I stated in my paper that there might have been a time in the past when witchcraft belief served an effective social-control purpose. Society’s collective feeling regarding witchcraft was potent when it came to removing anyone exhibiting extreme anti-social behaviour. Because witchcraft practice was a mere figment; it was almost always impossible to deny successfully, and so anyone whose behaviour was considered dangerous might be accused of the practice.
It used also to be useful in explaining some occurrences that were hard to understand by familiar parameters. As Evans-Pritchard reported, all misfortunes were explained by the Azande by referring to the myth of witchcraft. In one word, witchcraft belongs more to the social psychological space. Religion merely exploits it in the same sense that a nursing mother anxious to calm or control a recalcitrant child might refer to a bugbear. The differences are that in the case of witchcraft, it is adults that are telling co-adults that the bugbear exists, and that in the case of these adults, their intention is, typically devious, cruel, and self-serving. Siegfried Frederick Nadel in a study 1952 summarized the situation even in the context of the Mesakin where the belief in witchcraft was really a function of limited knowledge of causality in certain social transactions. He stated that witchcraft beliefs are causally related to frustrations, anxieties or other mental stresses precisely as psychopathological symptoms are related to mental disturbances of this nature. Naturally, he counselled against resorting to witchcraft beliefs as a coping mechanism for difficult social challenges.

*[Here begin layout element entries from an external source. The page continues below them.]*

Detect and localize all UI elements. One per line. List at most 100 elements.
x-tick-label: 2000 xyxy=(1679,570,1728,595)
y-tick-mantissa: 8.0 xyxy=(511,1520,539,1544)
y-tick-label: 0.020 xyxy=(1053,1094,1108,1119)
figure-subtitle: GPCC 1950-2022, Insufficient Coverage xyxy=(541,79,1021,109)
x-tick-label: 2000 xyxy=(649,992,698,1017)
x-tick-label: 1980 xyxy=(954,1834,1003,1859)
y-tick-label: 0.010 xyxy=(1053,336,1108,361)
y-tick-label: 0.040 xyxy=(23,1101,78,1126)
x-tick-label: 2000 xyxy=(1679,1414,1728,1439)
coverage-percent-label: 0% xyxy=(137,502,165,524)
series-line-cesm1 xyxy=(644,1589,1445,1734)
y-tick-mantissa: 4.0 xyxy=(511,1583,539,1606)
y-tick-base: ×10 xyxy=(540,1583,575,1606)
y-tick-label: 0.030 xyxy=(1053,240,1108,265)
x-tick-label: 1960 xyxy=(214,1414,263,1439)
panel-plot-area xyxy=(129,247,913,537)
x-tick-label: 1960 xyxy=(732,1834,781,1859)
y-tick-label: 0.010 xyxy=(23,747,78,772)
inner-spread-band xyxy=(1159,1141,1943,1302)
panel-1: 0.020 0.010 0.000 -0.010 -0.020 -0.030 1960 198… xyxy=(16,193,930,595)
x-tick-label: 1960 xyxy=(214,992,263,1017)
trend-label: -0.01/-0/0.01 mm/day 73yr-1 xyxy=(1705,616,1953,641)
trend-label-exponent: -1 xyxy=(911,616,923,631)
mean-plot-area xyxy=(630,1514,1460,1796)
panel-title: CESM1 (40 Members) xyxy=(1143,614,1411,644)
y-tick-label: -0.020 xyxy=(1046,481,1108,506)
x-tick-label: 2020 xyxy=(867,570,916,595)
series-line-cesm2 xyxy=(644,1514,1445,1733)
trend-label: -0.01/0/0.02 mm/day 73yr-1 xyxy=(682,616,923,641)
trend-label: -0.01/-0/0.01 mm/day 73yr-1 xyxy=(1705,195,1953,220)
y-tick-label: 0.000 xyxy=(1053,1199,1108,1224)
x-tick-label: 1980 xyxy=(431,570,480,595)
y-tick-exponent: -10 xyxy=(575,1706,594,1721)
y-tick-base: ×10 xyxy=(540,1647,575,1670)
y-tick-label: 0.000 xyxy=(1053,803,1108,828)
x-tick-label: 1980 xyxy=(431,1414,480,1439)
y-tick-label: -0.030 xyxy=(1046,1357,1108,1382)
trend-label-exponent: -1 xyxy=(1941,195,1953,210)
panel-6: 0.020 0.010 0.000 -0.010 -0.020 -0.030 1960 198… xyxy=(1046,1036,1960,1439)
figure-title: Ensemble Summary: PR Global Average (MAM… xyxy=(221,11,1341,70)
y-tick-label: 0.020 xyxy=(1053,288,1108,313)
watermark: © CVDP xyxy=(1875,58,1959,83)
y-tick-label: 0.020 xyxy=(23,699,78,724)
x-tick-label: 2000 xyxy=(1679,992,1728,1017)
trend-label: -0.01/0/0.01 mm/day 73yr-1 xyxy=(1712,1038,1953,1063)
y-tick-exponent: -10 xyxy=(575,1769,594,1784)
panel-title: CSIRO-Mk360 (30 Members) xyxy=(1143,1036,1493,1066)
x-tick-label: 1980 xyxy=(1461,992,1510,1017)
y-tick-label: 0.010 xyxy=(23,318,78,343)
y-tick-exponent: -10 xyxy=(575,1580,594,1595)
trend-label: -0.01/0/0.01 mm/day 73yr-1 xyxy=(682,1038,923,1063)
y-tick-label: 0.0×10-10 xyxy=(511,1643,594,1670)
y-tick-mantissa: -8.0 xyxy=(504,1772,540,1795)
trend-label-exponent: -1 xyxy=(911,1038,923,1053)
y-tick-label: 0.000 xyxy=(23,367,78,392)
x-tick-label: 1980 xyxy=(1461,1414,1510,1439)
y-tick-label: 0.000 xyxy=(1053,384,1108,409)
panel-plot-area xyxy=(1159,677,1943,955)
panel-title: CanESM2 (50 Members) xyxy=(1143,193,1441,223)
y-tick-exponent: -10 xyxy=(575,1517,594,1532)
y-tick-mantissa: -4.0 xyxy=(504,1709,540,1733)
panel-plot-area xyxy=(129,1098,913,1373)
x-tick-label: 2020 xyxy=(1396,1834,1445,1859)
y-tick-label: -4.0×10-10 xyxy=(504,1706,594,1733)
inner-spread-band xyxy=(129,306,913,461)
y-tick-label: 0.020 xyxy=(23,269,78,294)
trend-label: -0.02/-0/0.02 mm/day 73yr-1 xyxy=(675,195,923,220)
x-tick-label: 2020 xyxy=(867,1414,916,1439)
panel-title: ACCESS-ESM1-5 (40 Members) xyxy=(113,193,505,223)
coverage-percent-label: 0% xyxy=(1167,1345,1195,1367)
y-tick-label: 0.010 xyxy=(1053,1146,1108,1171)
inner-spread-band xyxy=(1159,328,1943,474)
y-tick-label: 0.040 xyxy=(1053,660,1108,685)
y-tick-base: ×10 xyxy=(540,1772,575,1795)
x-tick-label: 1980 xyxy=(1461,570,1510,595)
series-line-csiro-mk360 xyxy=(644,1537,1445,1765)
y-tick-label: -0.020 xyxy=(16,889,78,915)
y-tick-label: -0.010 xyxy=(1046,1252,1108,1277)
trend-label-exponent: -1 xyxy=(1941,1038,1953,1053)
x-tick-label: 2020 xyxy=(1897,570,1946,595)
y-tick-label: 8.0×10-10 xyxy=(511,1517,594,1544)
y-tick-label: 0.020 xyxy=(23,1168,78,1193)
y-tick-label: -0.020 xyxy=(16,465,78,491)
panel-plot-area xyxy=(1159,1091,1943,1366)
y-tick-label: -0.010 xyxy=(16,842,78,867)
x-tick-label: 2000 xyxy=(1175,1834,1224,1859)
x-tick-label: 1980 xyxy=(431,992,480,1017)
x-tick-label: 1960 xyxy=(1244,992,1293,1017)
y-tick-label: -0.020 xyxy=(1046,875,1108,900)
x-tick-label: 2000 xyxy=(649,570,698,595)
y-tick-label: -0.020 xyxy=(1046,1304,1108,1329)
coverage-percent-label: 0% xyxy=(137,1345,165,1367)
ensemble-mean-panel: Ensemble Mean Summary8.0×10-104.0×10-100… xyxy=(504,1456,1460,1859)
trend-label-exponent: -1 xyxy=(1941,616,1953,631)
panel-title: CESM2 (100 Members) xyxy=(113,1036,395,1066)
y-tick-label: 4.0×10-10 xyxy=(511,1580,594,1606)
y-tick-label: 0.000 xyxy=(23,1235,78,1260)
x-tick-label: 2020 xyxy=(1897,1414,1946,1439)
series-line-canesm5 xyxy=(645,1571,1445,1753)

Therefore, what I think is the solution to the menace of witchcraft scares in a place like present Nigeria is strengthening of the secular institutions, especially those that are involved in knowledge production. It is not true that witchcraft beliefs are exclusive African phenomena.
Witchcraft beliefs were rife and virile in Asia, Europe, and America and other places. Witchcraft beliefs ended there because a rival knowledge derived from the sorts of scholarship and science of modern institutions of learning drove them out. Witchcraft beliefs cannot co-exist with robust and credible scholarship and science. The emergence of these types of knowledge production in Europe and the rest of the technologically advanced world is the reason witchcraft beliefs ceased to exist there. They are capable of doing the same thing in Africa, nay Nigeria, if people go beyond mere lip service to scholarship and science.